Some good websites and some useful articles about how we are fooled - and how we can try to avoid it.
Contents
2011-10-21
Psychology shows some old stories are actually stories of a different thing.
"She wasn't faking. I think a better way to talk about what Shirley was doing was that she was acceding to a demand that she have this problem."
Real 'Sybil' Admits Multiple Personalities Were Fake : NPR
This is the 'Sybil' of the eponymous book of the same name by Flora Rheta Schreiber, subtitled: The true story of a woman possessed by 16 separate personalities.
Got this one from Jennifer Oullette, when she was on Google+. (Yup, this is name dropping; I, too, was on occasional chatting terms with famous people).
Top2011-10-20
How social context twists our truths.
"Stories make sense. Life usually doesn’t."
How Friends Ruin Memory: The Social Conformity Effect
Got this one from Jennifer Oullette, when she was on Google+, too.
Top2011-10-13
How unquestioning media perpetuates silly claims.
Extract from the article The Giant, Prehistoric Squid That Ate Common Sense by Brian Switek on Wired Science:
Image source: Wired Science
...There is no direct evidence for the existence of the animal the McMenamins call “the kraken.” No exceptionally-preserved body, no fossilized tentacle hooks, no beak – nothing. The McMenamin’s entire case is based on peculiar inferences about the site. It is a case of reading the scattered bones as if they were tea leaves able to tell someone’s fortune. Rather than being distributed through the bonebed by natural processes related to decay and preservation, the McMenamins argue that the Shonisaurus bones were intentionally arrayed in a “midden” by a huge cephalopod nearly 100 feet long. (How the length of the imaginary animal was estimated is anyone’s guess.) But that’s not all – the McMenamins speculate that his “kraken” played with its food...I guess a giant, ichthyosaur-eating “kraken” wasn’t enough. A squid with a stroke of artistic genius was clearly the simplest explanation for the formation of the bonebeds...

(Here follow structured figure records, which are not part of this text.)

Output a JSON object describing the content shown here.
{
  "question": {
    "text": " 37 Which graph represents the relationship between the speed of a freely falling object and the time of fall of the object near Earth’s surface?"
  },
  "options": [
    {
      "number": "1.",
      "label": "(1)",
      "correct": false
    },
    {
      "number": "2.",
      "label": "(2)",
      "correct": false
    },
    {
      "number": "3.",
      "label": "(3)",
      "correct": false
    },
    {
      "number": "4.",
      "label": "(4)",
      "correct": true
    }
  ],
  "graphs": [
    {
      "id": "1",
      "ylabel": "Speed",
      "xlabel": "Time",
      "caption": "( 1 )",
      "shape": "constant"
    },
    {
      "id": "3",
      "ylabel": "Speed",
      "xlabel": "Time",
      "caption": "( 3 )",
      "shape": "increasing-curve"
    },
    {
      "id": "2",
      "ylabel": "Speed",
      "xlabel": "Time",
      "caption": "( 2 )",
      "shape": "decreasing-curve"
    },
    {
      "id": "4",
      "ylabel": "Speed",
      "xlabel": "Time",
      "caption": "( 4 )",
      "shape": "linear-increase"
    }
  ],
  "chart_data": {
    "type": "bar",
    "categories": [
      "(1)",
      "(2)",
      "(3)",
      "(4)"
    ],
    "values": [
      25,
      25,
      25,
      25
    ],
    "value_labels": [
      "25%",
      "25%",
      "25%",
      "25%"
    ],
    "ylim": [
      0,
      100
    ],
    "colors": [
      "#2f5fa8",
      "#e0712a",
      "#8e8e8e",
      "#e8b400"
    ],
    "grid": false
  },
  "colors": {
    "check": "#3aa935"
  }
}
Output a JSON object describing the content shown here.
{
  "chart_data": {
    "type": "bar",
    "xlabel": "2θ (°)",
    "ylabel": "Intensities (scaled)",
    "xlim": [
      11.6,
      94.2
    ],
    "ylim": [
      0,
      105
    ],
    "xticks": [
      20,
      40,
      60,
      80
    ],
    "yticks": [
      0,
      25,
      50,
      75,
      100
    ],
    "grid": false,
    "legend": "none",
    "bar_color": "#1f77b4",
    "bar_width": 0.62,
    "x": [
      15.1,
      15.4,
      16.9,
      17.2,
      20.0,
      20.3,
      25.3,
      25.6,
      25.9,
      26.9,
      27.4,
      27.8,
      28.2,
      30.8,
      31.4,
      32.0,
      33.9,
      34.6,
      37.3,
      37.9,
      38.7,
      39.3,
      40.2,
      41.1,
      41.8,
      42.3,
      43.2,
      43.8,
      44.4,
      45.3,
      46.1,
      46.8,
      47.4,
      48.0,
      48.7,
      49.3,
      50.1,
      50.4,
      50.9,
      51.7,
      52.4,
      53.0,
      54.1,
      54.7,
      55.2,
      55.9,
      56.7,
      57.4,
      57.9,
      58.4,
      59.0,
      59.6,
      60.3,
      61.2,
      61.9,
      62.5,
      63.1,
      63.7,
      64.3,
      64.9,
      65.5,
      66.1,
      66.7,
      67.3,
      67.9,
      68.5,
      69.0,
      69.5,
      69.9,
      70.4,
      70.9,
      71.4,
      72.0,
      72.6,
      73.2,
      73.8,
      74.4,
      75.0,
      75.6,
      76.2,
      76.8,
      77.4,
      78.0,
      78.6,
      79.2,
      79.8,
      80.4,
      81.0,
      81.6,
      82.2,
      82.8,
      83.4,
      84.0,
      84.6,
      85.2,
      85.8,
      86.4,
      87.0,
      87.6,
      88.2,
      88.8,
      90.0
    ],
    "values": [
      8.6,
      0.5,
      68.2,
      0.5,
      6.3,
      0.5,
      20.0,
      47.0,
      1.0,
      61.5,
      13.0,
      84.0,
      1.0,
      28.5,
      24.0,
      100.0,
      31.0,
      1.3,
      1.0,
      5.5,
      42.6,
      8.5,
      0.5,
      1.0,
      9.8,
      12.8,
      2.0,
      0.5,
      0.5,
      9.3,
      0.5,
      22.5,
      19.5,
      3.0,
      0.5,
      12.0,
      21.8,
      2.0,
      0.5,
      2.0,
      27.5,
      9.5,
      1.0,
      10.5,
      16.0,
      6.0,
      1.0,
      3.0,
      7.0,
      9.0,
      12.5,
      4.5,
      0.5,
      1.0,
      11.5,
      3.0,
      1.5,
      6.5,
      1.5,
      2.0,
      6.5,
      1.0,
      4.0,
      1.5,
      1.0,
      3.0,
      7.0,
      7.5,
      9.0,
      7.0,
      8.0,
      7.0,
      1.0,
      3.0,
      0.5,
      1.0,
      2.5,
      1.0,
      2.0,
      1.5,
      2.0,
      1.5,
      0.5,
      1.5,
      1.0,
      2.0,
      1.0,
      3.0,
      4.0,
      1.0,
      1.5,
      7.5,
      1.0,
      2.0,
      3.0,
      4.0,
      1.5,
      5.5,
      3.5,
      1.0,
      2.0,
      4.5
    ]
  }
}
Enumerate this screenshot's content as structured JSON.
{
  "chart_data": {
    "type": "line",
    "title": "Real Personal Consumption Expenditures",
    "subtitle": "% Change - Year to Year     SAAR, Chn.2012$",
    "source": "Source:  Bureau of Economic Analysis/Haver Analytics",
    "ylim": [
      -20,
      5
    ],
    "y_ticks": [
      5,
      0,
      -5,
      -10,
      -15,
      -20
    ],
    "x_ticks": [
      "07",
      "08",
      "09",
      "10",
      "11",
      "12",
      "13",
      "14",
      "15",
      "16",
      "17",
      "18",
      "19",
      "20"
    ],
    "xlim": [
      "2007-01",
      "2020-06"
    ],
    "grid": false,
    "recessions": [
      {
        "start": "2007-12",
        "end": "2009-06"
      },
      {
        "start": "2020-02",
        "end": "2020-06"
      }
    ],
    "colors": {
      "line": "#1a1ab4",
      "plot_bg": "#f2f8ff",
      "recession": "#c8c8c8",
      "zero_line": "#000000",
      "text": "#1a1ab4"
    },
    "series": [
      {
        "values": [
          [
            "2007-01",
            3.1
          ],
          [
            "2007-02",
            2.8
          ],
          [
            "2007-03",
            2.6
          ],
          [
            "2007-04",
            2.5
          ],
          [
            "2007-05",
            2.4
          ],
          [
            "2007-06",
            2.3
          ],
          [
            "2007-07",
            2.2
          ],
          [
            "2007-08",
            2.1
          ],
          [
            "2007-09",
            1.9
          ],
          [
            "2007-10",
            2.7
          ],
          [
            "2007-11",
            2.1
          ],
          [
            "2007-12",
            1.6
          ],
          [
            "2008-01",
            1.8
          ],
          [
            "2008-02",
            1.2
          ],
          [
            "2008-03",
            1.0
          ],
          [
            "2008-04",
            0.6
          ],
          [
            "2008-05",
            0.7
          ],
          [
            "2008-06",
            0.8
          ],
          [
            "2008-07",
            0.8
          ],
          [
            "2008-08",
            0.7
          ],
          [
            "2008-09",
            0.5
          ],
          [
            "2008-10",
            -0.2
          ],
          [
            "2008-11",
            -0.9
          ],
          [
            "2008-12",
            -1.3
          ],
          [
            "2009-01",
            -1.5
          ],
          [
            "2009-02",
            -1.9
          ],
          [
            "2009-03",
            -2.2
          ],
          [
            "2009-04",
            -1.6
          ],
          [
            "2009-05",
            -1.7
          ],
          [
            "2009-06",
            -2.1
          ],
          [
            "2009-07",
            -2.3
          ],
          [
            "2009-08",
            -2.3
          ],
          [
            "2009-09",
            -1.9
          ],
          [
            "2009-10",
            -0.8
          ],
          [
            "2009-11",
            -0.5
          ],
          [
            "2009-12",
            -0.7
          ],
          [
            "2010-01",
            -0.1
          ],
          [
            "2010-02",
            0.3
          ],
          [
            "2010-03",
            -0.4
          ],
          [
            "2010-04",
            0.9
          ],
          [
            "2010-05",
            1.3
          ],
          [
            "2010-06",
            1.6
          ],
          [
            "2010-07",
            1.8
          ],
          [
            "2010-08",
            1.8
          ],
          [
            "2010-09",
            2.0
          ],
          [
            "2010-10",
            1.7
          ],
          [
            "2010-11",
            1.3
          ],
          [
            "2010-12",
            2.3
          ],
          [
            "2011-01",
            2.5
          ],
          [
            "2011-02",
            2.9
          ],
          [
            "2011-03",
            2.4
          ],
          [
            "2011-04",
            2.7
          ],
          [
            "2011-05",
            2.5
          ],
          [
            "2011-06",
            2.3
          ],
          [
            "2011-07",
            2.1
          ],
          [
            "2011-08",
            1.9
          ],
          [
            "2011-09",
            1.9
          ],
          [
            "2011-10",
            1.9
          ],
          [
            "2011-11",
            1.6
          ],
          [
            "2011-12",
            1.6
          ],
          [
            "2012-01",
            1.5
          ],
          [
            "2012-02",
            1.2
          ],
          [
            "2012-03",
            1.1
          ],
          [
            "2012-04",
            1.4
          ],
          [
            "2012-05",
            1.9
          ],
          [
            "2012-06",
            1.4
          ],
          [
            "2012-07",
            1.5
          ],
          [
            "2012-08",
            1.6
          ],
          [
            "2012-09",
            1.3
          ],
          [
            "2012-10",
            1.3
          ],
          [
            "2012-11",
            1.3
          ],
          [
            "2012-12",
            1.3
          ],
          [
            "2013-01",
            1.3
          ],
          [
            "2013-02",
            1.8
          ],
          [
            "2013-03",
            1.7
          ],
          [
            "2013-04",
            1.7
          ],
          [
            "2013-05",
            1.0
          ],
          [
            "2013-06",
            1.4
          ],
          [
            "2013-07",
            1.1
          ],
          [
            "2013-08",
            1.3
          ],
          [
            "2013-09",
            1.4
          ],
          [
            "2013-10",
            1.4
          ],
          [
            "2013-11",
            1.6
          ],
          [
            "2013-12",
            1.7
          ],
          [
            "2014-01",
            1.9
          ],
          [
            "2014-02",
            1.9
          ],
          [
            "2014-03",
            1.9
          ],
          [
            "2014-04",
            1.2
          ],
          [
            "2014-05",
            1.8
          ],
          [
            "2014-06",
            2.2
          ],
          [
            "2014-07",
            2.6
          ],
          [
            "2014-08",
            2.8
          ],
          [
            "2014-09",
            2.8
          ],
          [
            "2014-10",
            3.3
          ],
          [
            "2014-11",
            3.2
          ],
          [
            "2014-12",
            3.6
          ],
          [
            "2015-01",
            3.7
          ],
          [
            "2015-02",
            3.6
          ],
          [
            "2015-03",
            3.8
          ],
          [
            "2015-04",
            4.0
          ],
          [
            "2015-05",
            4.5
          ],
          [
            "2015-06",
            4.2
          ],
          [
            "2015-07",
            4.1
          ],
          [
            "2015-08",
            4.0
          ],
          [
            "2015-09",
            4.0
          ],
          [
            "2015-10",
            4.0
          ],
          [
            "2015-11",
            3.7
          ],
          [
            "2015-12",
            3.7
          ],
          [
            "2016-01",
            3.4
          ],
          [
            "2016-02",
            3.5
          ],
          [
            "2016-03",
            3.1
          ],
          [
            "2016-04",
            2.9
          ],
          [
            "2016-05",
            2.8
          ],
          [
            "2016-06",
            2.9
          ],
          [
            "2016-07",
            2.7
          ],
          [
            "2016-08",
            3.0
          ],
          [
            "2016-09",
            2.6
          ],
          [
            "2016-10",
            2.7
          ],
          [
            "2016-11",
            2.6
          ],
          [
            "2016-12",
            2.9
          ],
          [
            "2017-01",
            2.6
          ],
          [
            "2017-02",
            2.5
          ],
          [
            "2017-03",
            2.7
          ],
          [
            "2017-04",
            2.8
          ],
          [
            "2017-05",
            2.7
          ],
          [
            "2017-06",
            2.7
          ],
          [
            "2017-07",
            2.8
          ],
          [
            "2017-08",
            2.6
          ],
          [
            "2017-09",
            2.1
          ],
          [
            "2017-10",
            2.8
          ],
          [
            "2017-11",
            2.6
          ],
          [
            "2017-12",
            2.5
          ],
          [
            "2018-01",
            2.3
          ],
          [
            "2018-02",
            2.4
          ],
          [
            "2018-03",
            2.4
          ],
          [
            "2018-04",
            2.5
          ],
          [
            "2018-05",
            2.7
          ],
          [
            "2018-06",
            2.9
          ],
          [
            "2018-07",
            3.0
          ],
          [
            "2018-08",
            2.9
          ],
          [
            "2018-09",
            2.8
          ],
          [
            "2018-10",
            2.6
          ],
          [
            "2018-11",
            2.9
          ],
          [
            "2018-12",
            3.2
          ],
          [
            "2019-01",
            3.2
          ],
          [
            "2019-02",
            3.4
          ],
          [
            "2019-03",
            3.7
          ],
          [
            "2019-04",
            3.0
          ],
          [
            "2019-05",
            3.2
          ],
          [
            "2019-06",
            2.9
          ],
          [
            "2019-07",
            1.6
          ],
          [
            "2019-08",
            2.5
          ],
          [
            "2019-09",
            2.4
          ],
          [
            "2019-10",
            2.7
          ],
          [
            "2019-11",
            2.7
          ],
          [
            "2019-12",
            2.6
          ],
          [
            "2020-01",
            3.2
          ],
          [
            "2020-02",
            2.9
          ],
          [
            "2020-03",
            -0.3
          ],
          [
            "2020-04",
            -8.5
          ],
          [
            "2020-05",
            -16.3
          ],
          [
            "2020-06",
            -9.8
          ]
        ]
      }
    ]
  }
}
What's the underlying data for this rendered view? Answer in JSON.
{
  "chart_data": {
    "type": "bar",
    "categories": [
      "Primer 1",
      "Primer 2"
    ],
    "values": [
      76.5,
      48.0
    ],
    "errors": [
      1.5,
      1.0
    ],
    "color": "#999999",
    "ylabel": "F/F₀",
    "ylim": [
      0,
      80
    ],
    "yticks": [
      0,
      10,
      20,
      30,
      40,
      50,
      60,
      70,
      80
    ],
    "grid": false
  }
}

But what really kills me about this story is the fact that no reporter went to get a second opinion. Each and every story appears to be based directly off the press release and uses quotes directly from that document. No outside expert was contacted for another opinion in any of the stories – standard practice in science journalism – and, frankly, all the stories reek of churnalism. What does it say about the general quality of science reporting when major news sources are content to repackage sensationalist, evidence-lite speculations and print them without further thought or comment? Whether you think the “kraken” story should have been reported or ignored due to lack of evidence, the fact remains that journalists should have actually done their jobs rather than act as facilitators of hype. You don’t have to be a paleontologist to realize that there’s something fishy about claims that there was a giant, ichthyosaur-crunching squid when there is no body to be seen.